Attacks on the Press

Trump Threatens to Sue CNN Over Its Coverage of Him, Claiming “False Advertising”

President Donald Trump
U.S. President Donald Trump boards Air Force One to return to Washington from Morristown Municipal Airport in Morristown, New Jersey, U.S. July 7, 2019. REUTERS/Jonathan Ernst

President Donald Trump is threatening legal action over CNN’s coverage of him, accusing the network of “highly biased” reporting.

“Never in the history of this country has a President been the subject of such a sustained barrage of unfair, unfounded, unethical and unlawful attacks by so-called ‘mainstream’ news, as the current situation,” wrote Trump attorney Charles Harder in a four-page letter to CNN’s President and CEO Jeffrey Zucker.

Harder isn’t threatening to sue for libel; he instead accuses the network of violating the Latham Act, which includes a provision against false advertising.

“Your actions are in violation of the Latham Act (15 U.S.C. § 1051et seq.), among other applicable laws, by constituting misrepresentations to the public, to your advertisers, and others,” the letter said.
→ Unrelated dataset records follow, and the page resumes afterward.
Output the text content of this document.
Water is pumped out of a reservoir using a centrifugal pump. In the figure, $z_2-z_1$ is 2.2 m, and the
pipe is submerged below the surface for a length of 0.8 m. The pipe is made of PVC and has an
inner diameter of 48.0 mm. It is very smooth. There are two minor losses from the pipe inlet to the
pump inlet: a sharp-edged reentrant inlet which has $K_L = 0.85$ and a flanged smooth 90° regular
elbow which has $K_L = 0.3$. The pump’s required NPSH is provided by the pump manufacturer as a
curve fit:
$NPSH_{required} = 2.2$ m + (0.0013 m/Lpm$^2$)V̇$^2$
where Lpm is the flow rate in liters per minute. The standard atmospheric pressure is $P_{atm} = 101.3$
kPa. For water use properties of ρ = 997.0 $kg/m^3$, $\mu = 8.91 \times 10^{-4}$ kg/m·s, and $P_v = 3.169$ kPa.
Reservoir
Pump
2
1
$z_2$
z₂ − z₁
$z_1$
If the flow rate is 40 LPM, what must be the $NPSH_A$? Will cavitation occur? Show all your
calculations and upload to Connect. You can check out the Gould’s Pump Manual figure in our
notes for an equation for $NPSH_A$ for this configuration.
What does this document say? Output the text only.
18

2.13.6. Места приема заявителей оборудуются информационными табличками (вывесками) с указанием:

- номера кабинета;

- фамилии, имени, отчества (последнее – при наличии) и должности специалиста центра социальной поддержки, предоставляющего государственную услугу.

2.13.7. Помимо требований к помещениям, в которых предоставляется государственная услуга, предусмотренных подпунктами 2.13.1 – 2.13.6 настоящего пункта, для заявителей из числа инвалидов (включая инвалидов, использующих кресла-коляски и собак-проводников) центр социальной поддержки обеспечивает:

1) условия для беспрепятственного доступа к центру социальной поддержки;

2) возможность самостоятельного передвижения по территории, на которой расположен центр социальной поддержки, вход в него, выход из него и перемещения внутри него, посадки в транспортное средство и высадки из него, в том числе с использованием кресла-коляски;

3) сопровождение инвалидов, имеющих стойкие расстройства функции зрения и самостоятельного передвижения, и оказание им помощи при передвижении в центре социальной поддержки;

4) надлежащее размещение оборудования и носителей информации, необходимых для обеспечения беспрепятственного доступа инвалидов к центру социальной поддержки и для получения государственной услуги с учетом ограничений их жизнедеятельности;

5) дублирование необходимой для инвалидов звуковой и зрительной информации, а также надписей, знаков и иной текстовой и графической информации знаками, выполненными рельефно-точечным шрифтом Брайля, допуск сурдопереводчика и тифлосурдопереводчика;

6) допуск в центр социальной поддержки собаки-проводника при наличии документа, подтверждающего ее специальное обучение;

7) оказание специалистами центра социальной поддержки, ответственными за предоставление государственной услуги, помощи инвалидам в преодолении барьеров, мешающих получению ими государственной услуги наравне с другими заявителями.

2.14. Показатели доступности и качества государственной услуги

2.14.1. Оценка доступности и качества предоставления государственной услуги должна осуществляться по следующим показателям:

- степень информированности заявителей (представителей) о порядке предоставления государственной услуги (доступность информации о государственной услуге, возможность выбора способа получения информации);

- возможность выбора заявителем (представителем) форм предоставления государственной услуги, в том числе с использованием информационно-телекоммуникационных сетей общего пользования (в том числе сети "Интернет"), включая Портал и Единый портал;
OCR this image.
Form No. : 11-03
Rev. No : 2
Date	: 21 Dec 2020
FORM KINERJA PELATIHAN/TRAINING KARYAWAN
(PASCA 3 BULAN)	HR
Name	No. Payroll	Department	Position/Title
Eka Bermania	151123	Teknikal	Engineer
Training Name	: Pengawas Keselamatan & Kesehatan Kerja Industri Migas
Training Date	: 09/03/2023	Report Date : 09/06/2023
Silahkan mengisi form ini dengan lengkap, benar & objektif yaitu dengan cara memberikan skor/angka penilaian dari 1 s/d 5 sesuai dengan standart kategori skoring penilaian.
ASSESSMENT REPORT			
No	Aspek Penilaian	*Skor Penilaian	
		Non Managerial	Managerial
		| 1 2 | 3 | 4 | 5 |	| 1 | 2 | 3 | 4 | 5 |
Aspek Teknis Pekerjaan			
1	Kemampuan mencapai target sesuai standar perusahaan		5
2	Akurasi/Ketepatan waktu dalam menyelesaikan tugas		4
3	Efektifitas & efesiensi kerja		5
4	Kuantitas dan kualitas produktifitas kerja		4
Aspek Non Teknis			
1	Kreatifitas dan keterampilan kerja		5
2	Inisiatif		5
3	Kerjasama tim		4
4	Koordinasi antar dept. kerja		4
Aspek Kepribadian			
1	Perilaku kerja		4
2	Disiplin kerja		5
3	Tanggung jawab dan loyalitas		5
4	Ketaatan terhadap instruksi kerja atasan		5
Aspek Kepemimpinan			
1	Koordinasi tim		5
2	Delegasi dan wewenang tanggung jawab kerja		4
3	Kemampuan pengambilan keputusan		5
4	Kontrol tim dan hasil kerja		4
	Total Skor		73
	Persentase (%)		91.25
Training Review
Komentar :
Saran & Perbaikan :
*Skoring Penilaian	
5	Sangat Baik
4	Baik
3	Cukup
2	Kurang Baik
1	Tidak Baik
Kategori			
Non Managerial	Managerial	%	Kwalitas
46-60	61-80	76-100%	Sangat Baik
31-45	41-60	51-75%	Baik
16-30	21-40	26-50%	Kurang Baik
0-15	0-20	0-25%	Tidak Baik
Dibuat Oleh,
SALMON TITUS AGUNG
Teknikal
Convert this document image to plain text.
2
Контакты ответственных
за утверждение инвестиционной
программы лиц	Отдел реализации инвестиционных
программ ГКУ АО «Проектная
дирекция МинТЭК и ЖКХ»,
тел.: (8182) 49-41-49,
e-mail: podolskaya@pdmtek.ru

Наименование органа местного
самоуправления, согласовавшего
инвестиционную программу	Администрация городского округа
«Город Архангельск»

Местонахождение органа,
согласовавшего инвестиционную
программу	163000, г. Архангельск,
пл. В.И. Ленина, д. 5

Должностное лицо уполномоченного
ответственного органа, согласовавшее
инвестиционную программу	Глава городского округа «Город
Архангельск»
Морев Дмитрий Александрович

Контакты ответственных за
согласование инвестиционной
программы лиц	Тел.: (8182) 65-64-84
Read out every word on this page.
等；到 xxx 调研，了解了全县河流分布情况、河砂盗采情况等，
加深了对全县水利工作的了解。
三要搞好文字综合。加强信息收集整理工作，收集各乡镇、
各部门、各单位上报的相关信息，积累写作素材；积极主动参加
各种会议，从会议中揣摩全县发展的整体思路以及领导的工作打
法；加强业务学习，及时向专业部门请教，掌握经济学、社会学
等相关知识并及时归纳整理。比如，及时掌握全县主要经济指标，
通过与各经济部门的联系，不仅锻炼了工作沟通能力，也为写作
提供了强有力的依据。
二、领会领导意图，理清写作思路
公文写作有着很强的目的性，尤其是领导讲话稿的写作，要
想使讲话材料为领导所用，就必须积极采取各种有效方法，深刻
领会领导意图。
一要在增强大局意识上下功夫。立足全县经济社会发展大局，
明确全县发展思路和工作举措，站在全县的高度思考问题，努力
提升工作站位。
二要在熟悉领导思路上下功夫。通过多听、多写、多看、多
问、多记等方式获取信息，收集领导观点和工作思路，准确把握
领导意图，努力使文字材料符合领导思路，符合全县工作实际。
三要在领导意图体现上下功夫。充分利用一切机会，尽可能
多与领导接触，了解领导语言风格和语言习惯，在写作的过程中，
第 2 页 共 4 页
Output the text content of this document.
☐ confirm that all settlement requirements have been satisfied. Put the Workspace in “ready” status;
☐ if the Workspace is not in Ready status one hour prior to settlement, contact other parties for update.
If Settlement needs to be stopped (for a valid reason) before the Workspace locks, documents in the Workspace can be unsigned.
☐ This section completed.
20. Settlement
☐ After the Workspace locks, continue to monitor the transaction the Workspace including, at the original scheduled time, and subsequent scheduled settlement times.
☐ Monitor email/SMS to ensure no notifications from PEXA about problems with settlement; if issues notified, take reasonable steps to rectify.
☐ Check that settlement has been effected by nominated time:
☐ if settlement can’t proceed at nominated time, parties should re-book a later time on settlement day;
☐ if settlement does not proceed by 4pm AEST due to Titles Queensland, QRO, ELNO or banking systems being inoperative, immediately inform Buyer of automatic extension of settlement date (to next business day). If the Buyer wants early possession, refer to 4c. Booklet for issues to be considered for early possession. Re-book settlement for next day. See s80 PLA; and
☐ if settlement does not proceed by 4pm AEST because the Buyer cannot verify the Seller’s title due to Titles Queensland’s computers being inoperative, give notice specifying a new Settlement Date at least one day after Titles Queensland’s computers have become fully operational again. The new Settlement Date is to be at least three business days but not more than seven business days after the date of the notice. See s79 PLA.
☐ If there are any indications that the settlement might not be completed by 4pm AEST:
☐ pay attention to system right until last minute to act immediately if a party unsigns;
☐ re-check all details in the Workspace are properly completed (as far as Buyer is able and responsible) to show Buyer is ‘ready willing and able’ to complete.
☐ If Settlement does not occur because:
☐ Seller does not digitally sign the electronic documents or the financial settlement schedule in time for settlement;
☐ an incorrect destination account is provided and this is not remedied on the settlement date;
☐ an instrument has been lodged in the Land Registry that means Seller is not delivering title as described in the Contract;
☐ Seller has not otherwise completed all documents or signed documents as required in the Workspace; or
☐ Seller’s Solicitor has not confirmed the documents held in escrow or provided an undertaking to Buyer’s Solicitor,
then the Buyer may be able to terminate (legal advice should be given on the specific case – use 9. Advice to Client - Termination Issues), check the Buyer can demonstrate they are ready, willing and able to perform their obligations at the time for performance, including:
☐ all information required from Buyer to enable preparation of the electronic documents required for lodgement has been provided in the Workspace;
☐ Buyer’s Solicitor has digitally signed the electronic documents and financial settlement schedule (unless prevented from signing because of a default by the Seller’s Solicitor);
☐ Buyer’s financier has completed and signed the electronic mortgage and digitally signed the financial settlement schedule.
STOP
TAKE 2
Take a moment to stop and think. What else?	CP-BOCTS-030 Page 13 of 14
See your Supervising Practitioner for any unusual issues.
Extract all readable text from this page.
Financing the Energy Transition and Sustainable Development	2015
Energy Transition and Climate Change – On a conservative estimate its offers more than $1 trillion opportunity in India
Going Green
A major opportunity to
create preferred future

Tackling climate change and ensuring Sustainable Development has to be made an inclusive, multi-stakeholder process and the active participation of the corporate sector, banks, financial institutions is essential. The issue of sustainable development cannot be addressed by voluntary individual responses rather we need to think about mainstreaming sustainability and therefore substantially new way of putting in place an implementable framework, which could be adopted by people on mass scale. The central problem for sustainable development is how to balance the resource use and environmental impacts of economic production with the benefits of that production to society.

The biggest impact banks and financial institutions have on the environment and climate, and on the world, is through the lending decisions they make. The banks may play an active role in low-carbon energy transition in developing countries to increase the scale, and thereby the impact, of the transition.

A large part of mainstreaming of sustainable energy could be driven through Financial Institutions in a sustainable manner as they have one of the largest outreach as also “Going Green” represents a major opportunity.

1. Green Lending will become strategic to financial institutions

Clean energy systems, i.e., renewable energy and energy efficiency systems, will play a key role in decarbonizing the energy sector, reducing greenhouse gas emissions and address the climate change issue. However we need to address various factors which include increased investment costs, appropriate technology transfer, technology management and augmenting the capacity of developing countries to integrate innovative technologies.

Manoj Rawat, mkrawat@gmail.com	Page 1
This latest salvo against CNN, which has been attacked by Trump in the past, appears to have been spurred by the release of videotapes recorded by a former CNN contractor showing its employees criticizing the network’s political coverage.

“Your own employees appear to state that CNN is focused on trying to ‘take down President Trump,’ driven by a ‘personal vendetta’ that Mr. Zucker purportedly has against him, rather than reporting the news in an objective manner,” wrote Harder.

“In the Footage, your employees appear to state that CNN attempts to make its reporting appear neutral and unbiased, when in fact its reporting is far from neutral and highly biased against the President.”

The letter, and the threat of legal action, has been the subject of derision among some First Amendment lawyers. “CNN’s decisions as to what to cover and how to do so are fully protected by the First Amendment and this effort to avoid those protections by characterizing the claim as something other than libel seems to me a self-evident non-starter,” Floyd Abrams told Mediaite.  And Ted Boutrous, a First Amendment lawyer at Gibson Dunn, called the letter “absolutely ridiculous” and “frivolous” in a tweet.